Mijn moeder lacht altijd met mijn kookkunsten, vooral omdat ik eigenlijk niet erg veel kan. “Zelfs geen soep, en dat is nu toch wel heel simpel!” zegt ze altijd. Ik dacht dit weekend dan maar eens te kijken of ze gelijk heeft. Als iedereen soep kan maken moet ik dat ook kunnen. Aan de slag dus.
In tegenstelling tot vele mensen ben ik wel een fan van witloof. Het is inderdaad een beetje bitter, maar in soep vind ik dat juist een pluspunt. Ik hou niet van fletse soepen zonder smaak en ook niet van al te romige soepen. Witloofsoep houdt het midden tussen beide.

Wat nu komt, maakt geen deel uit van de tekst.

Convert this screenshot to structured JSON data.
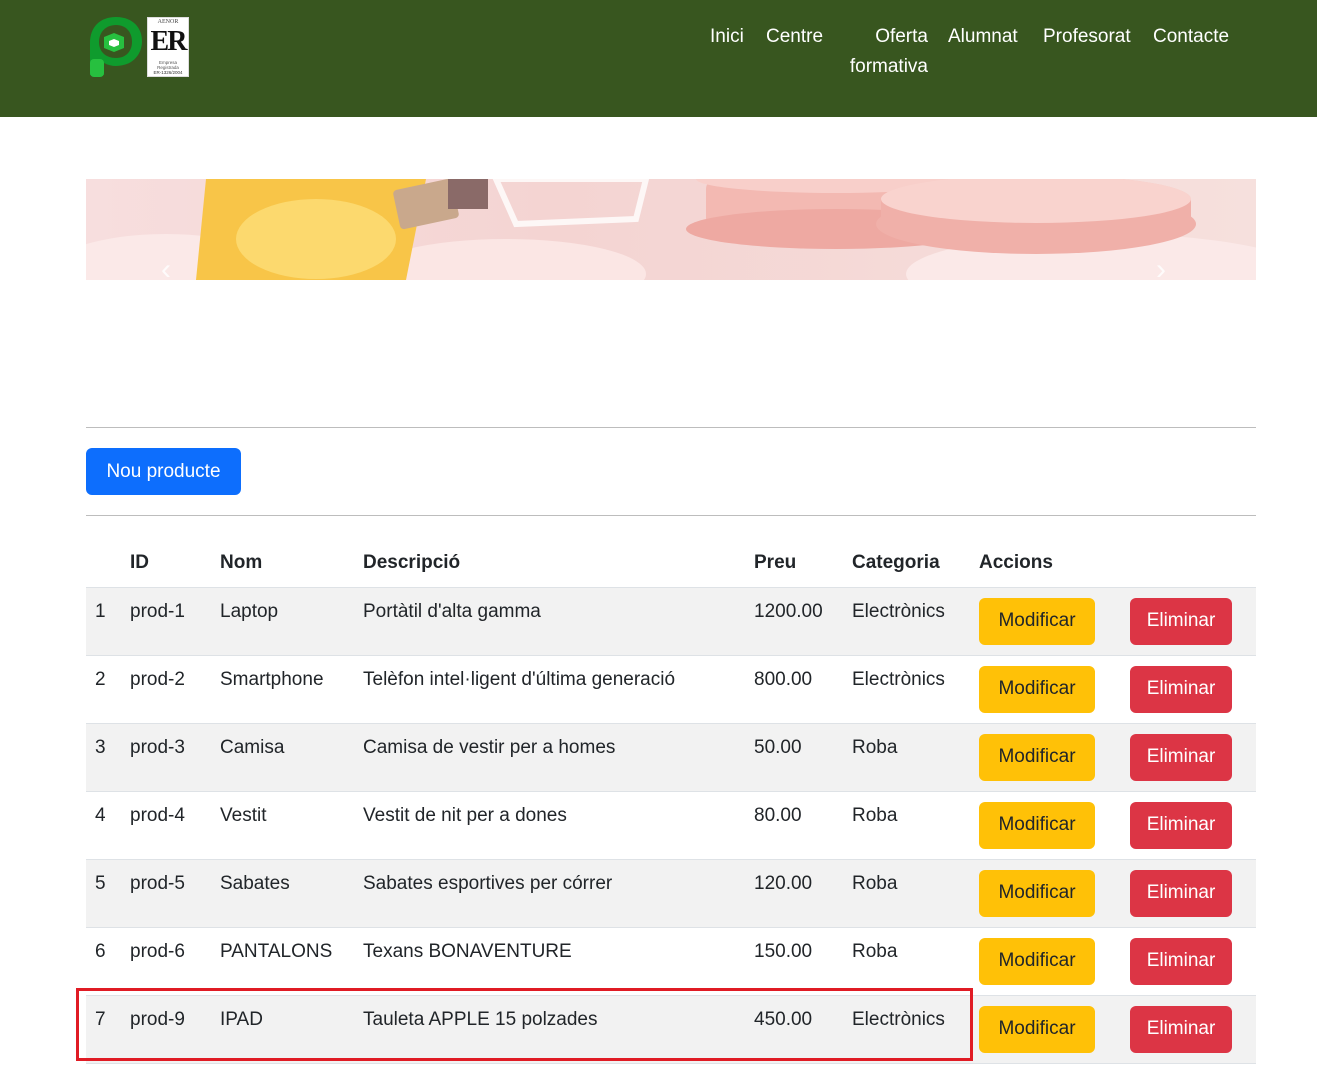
{
  "header": {
    "nav": [
      {
        "label": "Inici"
      },
      {
        "label": "Centre"
      },
      {
        "label": "Oferta formativa"
      },
      {
        "label": "Alumnat"
      },
      {
        "label": "Profesorat"
      },
      {
        "label": "Contacte"
      }
    ],
    "certificate": {
      "brand": "AENOR",
      "mark": "ER",
      "text": "Empresa Registrada",
      "number": "ER-1326/2004"
    }
  },
  "banner": {
    "prev_icon": "chevron-left-icon",
    "next_icon": "chevron-right-icon"
  },
  "toolbar": {
    "new_label": "Nou producte"
  },
  "table": {
    "headers": [
      "",
      "ID",
      "Nom",
      "Descripció",
      "Preu",
      "Categoria",
      "Accions"
    ],
    "modify_label": "Modificar",
    "delete_label": "Eliminar",
    "rows": [
      {
        "idx": "1",
        "id": "prod-1",
        "nom": "Laptop",
        "desc": "Portàtil d'alta gamma",
        "preu": "1200.00",
        "cat": "Electrònics"
      },
      {
        "idx": "2",
        "id": "prod-2",
        "nom": "Smartphone",
        "desc": "Telèfon intel·ligent d'última generació",
        "preu": "800.00",
        "cat": "Electrònics"
      },
      {
        "idx": "3",
        "id": "prod-3",
        "nom": "Camisa",
        "desc": "Camisa de vestir per a homes",
        "preu": "50.00",
        "cat": "Roba"
      },
      {
        "idx": "4",
        "id": "prod-4",
        "nom": "Vestit",
        "desc": "Vestit de nit per a dones",
        "preu": "80.00",
        "cat": "Roba"
      },
      {
        "idx": "5",
        "id": "prod-5",
        "nom": "Sabates",
        "desc": "Sabates esportives per córrer",
        "preu": "120.00",
        "cat": "Roba"
      },
      {
        "idx": "6",
        "id": "prod-6",
        "nom": "PANTALONS",
        "desc": "Texans BONAVENTURE",
        "preu": "150.00",
        "cat": "Roba"
      },
      {
        "idx": "7",
        "id": "prod-9",
        "nom": "IPAD",
        "desc": "Tauleta APPLE 15 polzades",
        "preu": "450.00",
        "cat": "Electrònics"
      }
    ]
  },
  "colors": {
    "header_bg": "#38561f",
    "primary": "#0d6efd",
    "warning": "#ffc107",
    "danger": "#dc3545",
    "highlight": "#e01b24"
  }
}
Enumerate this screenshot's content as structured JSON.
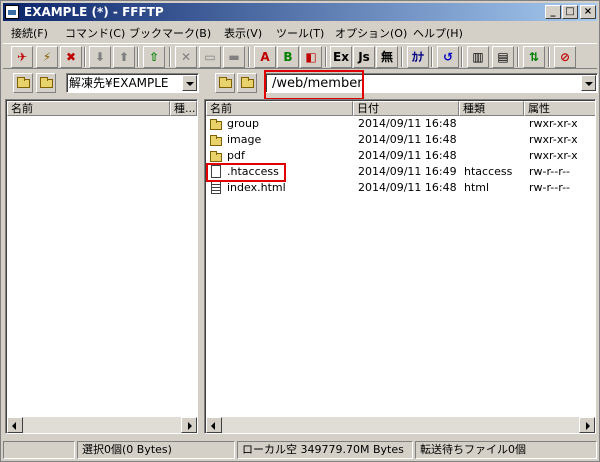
{
  "window": {
    "title": "EXAMPLE (*) - FFFTP"
  },
  "menu": [
    "接続(F)",
    "コマンド(C)",
    "ブックマーク(B)",
    "表示(V)",
    "ツール(T)",
    "オプション(O)",
    "ヘルプ(H)"
  ],
  "toolbar": {
    "buttons": [
      {
        "name": "connect-icon",
        "glyph": "✈",
        "color": "#c00000"
      },
      {
        "name": "quick-connect-icon",
        "glyph": "⚡",
        "color": "#806000"
      },
      {
        "name": "disconnect-icon",
        "glyph": "✖",
        "color": "#c00000"
      },
      {
        "name": "download-icon",
        "glyph": "⬇",
        "color": "#808080"
      },
      {
        "name": "upload-icon",
        "glyph": "⬆",
        "color": "#808080"
      },
      {
        "name": "mirror-upload-icon",
        "glyph": "⇧",
        "color": "#008000"
      },
      {
        "name": "delete-icon",
        "glyph": "✕",
        "color": "#808080"
      },
      {
        "name": "rename-icon",
        "glyph": "▭",
        "color": "#808080"
      },
      {
        "name": "new-folder-icon",
        "glyph": "▬",
        "color": "#808080"
      },
      {
        "name": "ascii-mode-icon",
        "glyph": "A",
        "color": "#c00000"
      },
      {
        "name": "binary-mode-icon",
        "glyph": "B",
        "color": "#008000"
      },
      {
        "name": "auto-mode-icon",
        "glyph": "◧",
        "color": "#c00000"
      },
      {
        "name": "ext-mode-icon",
        "glyph": "Ex",
        "color": "#000000"
      },
      {
        "name": "jis-mode-icon",
        "glyph": "Js",
        "color": "#000000"
      },
      {
        "name": "no-conversion-icon",
        "glyph": "無",
        "color": "#000000"
      },
      {
        "name": "kana-convert-icon",
        "glyph": "ｶﾅ",
        "color": "#000080"
      },
      {
        "name": "refresh-icon",
        "glyph": "↺",
        "color": "#0000c0"
      },
      {
        "name": "list-view-icon",
        "glyph": "▥",
        "color": "#000000"
      },
      {
        "name": "detail-view-icon",
        "glyph": "▤",
        "color": "#000000"
      },
      {
        "name": "sync-folders-icon",
        "glyph": "⇅",
        "color": "#008000"
      },
      {
        "name": "stop-icon",
        "glyph": "⊘",
        "color": "#c00000"
      }
    ]
  },
  "local": {
    "path": "解凍先¥EXAMPLE",
    "headers": [
      "名前",
      "種..."
    ],
    "files": []
  },
  "remote": {
    "path": "/web/member",
    "headers": [
      "名前",
      "日付",
      "種類",
      "属性"
    ],
    "files": [
      {
        "name": "group",
        "date": "2014/09/11 16:48",
        "type": "",
        "attr": "rwxr-xr-x",
        "icon": "folder"
      },
      {
        "name": "image",
        "date": "2014/09/11 16:48",
        "type": "",
        "attr": "rwxr-xr-x",
        "icon": "folder"
      },
      {
        "name": "pdf",
        "date": "2014/09/11 16:48",
        "type": "",
        "attr": "rwxr-xr-x",
        "icon": "folder"
      },
      {
        "name": ".htaccess",
        "date": "2014/09/11 16:49",
        "type": "htaccess",
        "attr": "rw-r--r--",
        "icon": "file"
      },
      {
        "name": "index.html",
        "date": "2014/09/11 16:48",
        "type": "html",
        "attr": "rw-r--r--",
        "icon": "file-lines"
      }
    ]
  },
  "status": {
    "selected": "選択0個(0 Bytes)",
    "local_free": "ローカル空 349779.70M Bytes",
    "queue": "転送待ちファイル0個"
  },
  "highlight_color": "#e00000"
}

Om te beginnen heb je witloof nodig natuurlijk en ook het wit van een prei en wat aardappelen. Aardappelen dienen om de soep te binden, anders heb je maar een waterig papje en dat is niet lekker. Om te beginnen maak je de prei en het witloof schoon, en spoel je ze zorgvuldig om geen zand in de soep te krijgen. Dat schuurt de darmen maar is nogal goor – been there done that. Daarna stoof je de prei en het witloof in wat boter en giet je er wanneer het wat is aangestoofd de aardappelen in stukjes en de bouillon bij, en kruid je al met zout en peper. Wanneer het boeltje gaar gekookt is, heb je alles maar te mixen en voilà: witloofsoep.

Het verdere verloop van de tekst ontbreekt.